1 quantity chocolate Vienna Cream (recipe follows)

2 x 150g packets chocolate biscuit sticks

2 musk sticks


Assorted food colourings

Assorted round sweets

Small dolls

Jube rings

Green sprinkles


Jelly snakes

Small paper umbrella

Make cake according to directions on packet, spoon evenly into a greased deep 20cm (8in) round cake tin and bake in a moderate oven for 50 minutes or until cooked when tested. Turn cake on to wire rack to cool. Make up jelly as directed on packet; refrigerate until set. Trim top of cake so that it is flat; cut around top about 1cm in from edge to make wall of swimming pool. Using a small, sharp knife, hollow out centre of cake to 2.5cm deep to form a recess for jelly.

Spread sides and edge of cake with chocolate Vienna Cream. Arrange chocolate biscuit sticks evenly around cake, leaving an opening of about 5cm. Use musk sticks and licorice to make ladder. Mash set jelly with fork, and spoon into the recess of the cake to represent water.

Paint stripes of food colouring on to small, round sweets to represent beach balls. Small dolls can be pushed through jube rings to represent children in rubber floats.

Spread a little cream on heads of dolls, dip in green sprinkles (these represent bathing caps). Bathing suits can be painted on dolls with nailpolish. Make a rubber mattress from jelly snakes trimmed to about 5cm and joined together with a little chocolate cream.

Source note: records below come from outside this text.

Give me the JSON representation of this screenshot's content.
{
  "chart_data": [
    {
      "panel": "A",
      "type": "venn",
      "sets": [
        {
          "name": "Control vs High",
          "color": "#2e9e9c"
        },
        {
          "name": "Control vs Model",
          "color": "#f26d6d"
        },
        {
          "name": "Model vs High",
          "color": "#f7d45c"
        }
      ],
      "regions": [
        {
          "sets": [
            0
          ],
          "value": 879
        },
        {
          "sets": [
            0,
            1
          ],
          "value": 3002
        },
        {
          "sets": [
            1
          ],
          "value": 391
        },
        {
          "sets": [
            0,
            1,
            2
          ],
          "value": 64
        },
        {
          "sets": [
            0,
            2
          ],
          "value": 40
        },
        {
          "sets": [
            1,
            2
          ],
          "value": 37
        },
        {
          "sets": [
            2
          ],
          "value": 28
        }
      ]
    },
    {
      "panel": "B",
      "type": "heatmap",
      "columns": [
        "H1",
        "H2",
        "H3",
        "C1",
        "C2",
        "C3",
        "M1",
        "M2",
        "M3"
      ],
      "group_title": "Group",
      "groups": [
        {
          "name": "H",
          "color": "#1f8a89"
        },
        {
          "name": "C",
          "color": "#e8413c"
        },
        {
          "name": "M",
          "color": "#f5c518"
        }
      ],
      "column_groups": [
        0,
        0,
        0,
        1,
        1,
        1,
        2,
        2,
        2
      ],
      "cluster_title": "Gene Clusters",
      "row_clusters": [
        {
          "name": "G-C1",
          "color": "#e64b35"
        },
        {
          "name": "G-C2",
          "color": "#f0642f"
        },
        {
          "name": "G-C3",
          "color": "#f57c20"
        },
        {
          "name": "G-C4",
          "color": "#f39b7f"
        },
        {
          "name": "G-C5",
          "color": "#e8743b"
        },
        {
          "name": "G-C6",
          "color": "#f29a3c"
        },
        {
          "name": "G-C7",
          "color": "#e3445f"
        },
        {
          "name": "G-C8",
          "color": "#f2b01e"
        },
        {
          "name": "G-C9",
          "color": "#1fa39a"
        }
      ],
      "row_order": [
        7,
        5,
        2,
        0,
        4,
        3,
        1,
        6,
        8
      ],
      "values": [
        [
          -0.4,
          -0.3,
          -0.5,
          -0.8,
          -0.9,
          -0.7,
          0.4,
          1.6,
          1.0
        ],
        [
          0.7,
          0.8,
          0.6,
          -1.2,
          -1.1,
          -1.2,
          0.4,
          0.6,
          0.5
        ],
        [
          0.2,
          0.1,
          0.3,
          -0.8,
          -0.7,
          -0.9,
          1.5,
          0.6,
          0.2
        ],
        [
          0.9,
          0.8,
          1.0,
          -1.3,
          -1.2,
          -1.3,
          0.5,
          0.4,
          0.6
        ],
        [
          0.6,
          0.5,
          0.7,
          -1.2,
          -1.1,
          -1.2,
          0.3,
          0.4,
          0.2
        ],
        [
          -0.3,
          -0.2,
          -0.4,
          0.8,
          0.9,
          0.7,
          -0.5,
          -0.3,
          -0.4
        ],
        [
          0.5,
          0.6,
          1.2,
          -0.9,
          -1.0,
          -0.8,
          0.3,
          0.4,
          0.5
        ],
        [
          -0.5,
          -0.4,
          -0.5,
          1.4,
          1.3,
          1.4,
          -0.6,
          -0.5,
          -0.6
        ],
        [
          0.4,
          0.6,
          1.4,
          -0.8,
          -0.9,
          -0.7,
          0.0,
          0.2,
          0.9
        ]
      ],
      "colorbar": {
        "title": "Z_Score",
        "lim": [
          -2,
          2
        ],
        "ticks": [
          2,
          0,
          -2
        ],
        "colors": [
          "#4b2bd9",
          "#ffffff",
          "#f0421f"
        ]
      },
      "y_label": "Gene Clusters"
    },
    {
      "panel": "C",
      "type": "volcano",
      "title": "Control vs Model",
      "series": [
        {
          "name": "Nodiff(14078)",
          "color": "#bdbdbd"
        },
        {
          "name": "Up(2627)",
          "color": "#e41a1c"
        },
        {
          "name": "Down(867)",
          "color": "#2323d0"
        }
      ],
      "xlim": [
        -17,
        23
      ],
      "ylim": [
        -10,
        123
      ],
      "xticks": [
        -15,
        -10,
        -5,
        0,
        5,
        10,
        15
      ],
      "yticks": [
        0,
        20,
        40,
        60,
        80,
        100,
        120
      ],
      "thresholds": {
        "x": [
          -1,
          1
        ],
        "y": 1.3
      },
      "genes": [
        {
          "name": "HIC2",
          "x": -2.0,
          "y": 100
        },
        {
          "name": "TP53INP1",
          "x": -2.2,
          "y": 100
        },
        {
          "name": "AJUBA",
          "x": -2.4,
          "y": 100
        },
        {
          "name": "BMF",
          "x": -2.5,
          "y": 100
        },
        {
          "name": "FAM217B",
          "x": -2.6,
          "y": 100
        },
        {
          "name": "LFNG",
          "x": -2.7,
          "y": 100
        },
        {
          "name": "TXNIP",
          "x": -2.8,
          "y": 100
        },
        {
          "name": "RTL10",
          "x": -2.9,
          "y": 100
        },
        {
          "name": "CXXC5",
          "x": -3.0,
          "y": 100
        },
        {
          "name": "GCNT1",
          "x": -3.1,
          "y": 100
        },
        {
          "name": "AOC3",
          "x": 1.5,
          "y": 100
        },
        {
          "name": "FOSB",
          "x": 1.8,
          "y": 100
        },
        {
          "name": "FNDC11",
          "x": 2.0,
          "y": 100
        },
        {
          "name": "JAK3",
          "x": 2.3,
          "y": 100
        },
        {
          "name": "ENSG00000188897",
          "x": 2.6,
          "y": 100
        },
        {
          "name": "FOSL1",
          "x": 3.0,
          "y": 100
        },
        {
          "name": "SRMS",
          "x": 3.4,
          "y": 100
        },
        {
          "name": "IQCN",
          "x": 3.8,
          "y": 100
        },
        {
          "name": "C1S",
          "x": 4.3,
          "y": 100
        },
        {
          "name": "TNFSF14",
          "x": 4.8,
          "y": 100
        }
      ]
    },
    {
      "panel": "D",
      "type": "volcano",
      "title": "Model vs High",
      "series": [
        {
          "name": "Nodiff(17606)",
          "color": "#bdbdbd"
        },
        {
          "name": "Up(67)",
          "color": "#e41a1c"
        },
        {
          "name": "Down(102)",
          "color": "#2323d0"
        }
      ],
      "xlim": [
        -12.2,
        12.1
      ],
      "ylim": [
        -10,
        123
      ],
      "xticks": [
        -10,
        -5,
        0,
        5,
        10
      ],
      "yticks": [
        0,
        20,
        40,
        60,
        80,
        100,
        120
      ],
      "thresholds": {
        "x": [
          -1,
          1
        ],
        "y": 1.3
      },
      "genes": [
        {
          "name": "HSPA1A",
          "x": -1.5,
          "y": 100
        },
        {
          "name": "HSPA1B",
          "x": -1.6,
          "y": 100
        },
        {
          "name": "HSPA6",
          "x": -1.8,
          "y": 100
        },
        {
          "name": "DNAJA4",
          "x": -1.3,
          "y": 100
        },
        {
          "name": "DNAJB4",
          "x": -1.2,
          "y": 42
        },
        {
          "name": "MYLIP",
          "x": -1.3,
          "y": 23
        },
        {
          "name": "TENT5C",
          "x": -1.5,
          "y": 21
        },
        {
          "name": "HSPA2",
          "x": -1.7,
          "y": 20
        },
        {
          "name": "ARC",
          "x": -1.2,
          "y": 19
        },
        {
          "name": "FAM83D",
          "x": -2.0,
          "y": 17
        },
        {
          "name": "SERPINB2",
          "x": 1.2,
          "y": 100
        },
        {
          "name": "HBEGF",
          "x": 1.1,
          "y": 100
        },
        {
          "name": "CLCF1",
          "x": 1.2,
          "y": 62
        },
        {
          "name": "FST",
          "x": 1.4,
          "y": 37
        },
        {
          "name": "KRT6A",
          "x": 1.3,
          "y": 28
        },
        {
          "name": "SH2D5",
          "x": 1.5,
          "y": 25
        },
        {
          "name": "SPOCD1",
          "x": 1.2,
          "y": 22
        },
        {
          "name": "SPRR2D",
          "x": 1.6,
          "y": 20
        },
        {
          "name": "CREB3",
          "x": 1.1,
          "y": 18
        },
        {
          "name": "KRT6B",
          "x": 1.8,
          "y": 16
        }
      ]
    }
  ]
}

Add paper umbrella, as shown.

Chocolate Vienna Cream

125g butter

1 ½ cups icing sugar

2 Tbsp cocoa

2 Tbsp milk

Sift the icing sugar and cocoa together. Have the butter and milk at room temperature, and put them in the small bowl of an electric mixer. Beat until butter is as white as possible. Gradually add about half the icing sugar and cocoa, beating constantly. Add the milk gradually, then gradually beat in the remaining icing sugar and cocoa. The mixture should be smooth and easy to spread with a spatula.

The Australian Women's Weekly Children's Birthday Cake Book (ACP Books), RRP $16.95.